CVE-2026-22204 in wpDiscuz
Summary
by MITRE • 03/13/2026
wpDiscuz before 7.6.47 contains an email header injection vulnerability that allows attackers to manipulate mail recipients by injecting malicious data into the comment_author_email cookie. Attackers can craft a malicious cookie value that, when processed through urldecode() and passed to wp_mail() functions, enables header injection to alter email recipients or inject additional headers.
Be aware that VulDB is the high quality source for vulnerability data.
Analysis
by VulDB Data Team • 03/20/2026
The wpDiscuz plugin for wordpress presents a critical email header injection vulnerability identified as CVE-2026-22204 affecting versions prior to 7.6.47. This vulnerability resides in the comment author email handling mechanism where the plugin fails to properly sanitize user-supplied data before incorporating it into email headers. The flaw specifically manifests when the comment_author_email cookie value is processed through the urldecode() function and subsequently passed to wordpress's wp_mail() function without adequate input validation or sanitization measures.
The technical exploitation of this vulnerability occurs through manipulation of the comment_author_email cookie value which contains maliciously crafted data designed to inject additional headers into the email transmission process. When an attacker crafts a specially formatted cookie value that includes newline characters or header injection sequences, these malicious elements bypass normal input validation and are interpreted by the mail function as legitimate header directives. The vulnerability leverages the inherent trust placed in cookie data without proper sanitization, allowing attackers to manipulate the email recipient list or inject additional headers that could redirect emails or modify their content.
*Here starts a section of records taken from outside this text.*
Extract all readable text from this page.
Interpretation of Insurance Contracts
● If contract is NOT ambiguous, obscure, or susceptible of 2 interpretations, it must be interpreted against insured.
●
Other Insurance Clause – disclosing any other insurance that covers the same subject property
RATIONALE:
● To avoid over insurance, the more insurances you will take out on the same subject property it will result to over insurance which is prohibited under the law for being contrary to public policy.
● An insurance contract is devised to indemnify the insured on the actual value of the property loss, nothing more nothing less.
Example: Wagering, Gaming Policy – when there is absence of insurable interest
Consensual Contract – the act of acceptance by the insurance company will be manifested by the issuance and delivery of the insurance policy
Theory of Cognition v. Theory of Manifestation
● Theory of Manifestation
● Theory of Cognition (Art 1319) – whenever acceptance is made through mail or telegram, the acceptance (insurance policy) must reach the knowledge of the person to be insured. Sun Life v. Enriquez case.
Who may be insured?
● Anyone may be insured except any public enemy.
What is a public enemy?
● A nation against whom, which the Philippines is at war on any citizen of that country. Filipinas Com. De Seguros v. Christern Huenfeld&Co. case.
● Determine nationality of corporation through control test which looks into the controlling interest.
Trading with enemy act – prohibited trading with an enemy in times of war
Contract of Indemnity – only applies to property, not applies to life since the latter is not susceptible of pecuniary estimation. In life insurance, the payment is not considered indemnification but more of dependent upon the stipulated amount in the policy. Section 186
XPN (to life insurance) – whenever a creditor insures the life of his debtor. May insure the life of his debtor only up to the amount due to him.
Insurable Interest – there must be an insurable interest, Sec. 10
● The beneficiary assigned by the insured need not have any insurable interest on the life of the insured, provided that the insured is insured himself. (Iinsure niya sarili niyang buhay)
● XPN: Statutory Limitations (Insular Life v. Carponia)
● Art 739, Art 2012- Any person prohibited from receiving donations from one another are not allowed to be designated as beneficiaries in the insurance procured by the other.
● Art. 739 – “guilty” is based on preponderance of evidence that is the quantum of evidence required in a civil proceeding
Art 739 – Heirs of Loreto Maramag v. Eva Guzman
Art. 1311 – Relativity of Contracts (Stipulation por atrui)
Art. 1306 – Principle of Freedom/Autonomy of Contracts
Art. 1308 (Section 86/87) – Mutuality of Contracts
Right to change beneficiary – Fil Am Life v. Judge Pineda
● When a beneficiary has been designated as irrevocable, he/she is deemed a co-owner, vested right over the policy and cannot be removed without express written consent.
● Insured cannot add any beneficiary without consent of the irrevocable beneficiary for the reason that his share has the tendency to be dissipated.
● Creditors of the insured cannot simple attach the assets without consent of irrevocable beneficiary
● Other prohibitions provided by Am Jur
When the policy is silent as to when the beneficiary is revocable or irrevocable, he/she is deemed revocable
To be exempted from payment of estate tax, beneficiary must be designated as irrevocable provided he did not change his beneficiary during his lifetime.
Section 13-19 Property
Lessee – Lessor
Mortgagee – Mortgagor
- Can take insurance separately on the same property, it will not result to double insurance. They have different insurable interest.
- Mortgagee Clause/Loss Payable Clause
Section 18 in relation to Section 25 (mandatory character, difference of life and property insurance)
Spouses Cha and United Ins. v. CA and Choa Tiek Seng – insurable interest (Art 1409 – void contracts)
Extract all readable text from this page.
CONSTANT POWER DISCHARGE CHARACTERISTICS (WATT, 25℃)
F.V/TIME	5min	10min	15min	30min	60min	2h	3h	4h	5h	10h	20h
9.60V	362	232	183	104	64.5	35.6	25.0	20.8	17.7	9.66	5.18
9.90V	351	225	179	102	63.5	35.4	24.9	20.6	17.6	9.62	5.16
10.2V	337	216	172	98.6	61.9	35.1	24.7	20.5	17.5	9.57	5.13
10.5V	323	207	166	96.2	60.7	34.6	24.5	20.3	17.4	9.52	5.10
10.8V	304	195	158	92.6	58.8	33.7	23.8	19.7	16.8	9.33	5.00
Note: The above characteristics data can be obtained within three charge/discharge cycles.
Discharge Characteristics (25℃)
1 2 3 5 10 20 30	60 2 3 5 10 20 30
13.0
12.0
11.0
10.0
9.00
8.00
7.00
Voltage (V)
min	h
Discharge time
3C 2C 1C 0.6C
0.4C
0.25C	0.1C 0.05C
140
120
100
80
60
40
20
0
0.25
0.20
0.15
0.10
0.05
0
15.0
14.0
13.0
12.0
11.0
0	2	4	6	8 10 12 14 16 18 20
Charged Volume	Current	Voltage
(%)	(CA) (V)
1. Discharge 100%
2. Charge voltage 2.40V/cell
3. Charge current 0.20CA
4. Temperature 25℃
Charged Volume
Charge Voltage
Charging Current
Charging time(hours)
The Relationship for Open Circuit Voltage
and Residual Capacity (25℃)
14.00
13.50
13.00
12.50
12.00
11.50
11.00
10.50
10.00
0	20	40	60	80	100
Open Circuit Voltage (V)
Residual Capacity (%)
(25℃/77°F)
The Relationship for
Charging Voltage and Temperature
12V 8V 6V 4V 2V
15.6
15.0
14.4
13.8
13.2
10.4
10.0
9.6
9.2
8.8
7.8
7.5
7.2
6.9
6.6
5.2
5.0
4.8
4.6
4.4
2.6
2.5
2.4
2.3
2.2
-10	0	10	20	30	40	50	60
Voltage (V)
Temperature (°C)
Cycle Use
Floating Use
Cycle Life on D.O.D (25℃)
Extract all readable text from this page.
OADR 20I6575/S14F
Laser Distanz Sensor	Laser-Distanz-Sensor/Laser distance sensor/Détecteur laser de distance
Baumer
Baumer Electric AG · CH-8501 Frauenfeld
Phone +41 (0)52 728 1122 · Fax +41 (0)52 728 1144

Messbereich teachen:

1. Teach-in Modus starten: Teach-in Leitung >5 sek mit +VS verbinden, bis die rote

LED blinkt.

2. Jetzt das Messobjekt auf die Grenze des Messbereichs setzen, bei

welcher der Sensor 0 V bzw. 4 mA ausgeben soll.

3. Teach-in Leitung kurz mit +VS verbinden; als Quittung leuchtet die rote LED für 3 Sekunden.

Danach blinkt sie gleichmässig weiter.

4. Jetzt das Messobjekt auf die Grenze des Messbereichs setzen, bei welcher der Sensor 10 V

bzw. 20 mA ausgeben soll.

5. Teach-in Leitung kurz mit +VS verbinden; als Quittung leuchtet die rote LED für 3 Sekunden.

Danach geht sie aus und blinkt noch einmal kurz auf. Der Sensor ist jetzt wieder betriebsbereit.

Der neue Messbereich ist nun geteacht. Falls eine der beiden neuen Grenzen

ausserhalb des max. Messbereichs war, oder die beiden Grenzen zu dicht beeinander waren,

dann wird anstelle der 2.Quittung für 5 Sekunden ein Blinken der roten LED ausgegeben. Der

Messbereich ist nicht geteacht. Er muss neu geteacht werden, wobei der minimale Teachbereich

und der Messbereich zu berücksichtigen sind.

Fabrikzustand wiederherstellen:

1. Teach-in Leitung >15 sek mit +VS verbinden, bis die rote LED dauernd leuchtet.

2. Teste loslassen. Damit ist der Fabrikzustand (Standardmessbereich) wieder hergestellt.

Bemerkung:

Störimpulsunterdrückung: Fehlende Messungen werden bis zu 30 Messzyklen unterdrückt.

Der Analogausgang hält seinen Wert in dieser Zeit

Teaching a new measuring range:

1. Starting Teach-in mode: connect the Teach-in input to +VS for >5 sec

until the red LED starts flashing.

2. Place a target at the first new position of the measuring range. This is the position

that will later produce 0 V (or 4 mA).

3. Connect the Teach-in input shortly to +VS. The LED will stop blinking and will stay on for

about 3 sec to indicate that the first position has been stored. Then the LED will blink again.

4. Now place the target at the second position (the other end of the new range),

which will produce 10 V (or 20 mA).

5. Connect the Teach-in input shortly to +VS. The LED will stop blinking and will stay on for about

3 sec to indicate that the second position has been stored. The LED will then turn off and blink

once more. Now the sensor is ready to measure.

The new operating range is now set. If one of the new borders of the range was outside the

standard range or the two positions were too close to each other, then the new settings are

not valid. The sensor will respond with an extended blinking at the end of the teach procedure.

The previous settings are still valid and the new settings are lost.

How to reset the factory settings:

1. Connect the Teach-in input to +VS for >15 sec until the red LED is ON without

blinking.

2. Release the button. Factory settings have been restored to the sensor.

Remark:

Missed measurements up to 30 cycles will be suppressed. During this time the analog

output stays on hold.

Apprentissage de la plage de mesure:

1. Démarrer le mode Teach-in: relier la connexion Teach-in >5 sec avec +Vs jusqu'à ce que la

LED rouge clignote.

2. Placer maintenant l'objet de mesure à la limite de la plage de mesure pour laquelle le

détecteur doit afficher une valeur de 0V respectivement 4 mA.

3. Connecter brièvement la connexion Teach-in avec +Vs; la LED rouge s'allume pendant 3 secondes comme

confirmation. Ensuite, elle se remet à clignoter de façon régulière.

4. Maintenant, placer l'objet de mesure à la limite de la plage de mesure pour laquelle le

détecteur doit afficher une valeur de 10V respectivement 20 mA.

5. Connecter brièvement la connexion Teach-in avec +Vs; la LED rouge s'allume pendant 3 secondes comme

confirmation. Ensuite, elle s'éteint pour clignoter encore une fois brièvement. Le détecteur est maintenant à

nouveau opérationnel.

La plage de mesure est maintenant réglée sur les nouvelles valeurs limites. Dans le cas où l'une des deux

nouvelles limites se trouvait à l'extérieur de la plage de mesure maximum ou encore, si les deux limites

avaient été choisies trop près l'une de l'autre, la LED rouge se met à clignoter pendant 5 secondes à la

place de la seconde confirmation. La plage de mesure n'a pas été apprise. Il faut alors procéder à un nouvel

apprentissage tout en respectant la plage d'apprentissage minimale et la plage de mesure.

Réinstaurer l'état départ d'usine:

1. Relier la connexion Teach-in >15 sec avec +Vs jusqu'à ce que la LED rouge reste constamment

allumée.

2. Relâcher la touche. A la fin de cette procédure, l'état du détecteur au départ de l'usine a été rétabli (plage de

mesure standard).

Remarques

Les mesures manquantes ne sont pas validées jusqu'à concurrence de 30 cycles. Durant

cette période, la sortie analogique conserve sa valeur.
This vulnerability creates significant operational impact for wordpress sites utilizing wpDiscuz as it enables attackers to perform unauthorized email redirection and potentially gain access to sensitive information through email header manipulation. The attack vector is particularly concerning because it requires minimal user interaction beyond cookie manipulation, making it suitable for automated exploitation. Attackers could redirect notification emails to their own addresses, potentially intercepting comments or notifications intended for legitimate site administrators, or they could inject malicious headers that could be used to deliver spam or phishing content through the site's email infrastructure.
The vulnerability aligns with CWE-115 which describes improper handling of encoding, and represents a classic example of header injection in email systems. From an att&ck framework perspective, this vulnerability maps to technique T1190 - Exploit Public-Facing Application and T1078 - Valid Accounts, as it allows attackers to leverage existing comment functionality to manipulate email delivery. The attack requires no privileged access but relies on the trust model within the application's cookie handling process. Organizations should immediately update to wpDiscuz version 7.6.47 or later which implements proper input sanitization and validation for email headers. Additional mitigations include implementing proper cookie validation, using secure cookie flags, and monitoring for unusual email delivery patterns that could indicate header injection attempts.